Up in Williamson Park, by the Ashton Memorial, kids taunt me for taking pictures of my memories, innocent of the fact that they are enjoying the space as much as I did. 





The view across Morecambe Bay to the distant hills of the Lake District is the glory it ever was, and brings back memories of the gleaming sea and evening skies.

I visit David at his home near Carnforth.  Still as sharp as millstone grit, though inevitably less likely to play football with his offspring now, we lunch together, our memories folded like our napkins, personal, but not completely private. 





I don’t know what has become of the others.  Occasional threads drift across my face, but where Ray, or Steve, or Kath or Mary are now, only they can tell…..

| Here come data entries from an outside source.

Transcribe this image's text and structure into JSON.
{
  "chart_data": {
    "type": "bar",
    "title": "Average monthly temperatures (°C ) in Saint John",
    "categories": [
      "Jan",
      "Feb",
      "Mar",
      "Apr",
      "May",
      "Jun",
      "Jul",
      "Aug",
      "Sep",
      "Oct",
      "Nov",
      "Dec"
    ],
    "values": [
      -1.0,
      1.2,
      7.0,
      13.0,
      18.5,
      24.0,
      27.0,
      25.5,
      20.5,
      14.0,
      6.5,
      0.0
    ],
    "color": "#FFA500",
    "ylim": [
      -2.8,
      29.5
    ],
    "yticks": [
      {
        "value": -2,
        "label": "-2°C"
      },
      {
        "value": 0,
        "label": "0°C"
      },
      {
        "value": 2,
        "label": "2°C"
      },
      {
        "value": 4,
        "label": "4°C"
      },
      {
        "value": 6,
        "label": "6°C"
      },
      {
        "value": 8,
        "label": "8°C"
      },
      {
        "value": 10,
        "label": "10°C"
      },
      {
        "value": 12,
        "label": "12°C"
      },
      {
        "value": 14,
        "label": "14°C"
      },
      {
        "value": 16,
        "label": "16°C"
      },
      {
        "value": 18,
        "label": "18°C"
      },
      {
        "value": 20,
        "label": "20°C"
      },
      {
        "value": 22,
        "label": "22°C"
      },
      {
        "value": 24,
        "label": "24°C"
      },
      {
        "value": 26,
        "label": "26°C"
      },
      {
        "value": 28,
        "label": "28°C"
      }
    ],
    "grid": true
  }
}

What are we without memories?  My mother, now 95, sits vacantly in the departure lounge, unable to tell whether she knows who we are.  So should we, like Hamlet, wipe away all trivial, fond records…. From the table of my memory?  Or, like Cowper, should we acknowledge,

What peaceful hours I once enjoy’d
How sweet their mem’ry still!
But they have left an aching void,
The world can never fill.

(Olney Hymns, I)

I loved Lancaster, and my times there.  It was the kiln I was fired in.  But there is no going back.  I just hope that those I shared my time with there have had good lives.

It’s good to touch the green, green grass of home…..






1 comment:

  1. I enjoyed your reminiscences!
    Roger is no better! Still smooth and now living in Malaysia! Did you know Jonathan Keeley? We're in touch with him fairly regularly.

    Duncan R. Bell (his son), now living in Lancaster again too, after many years away.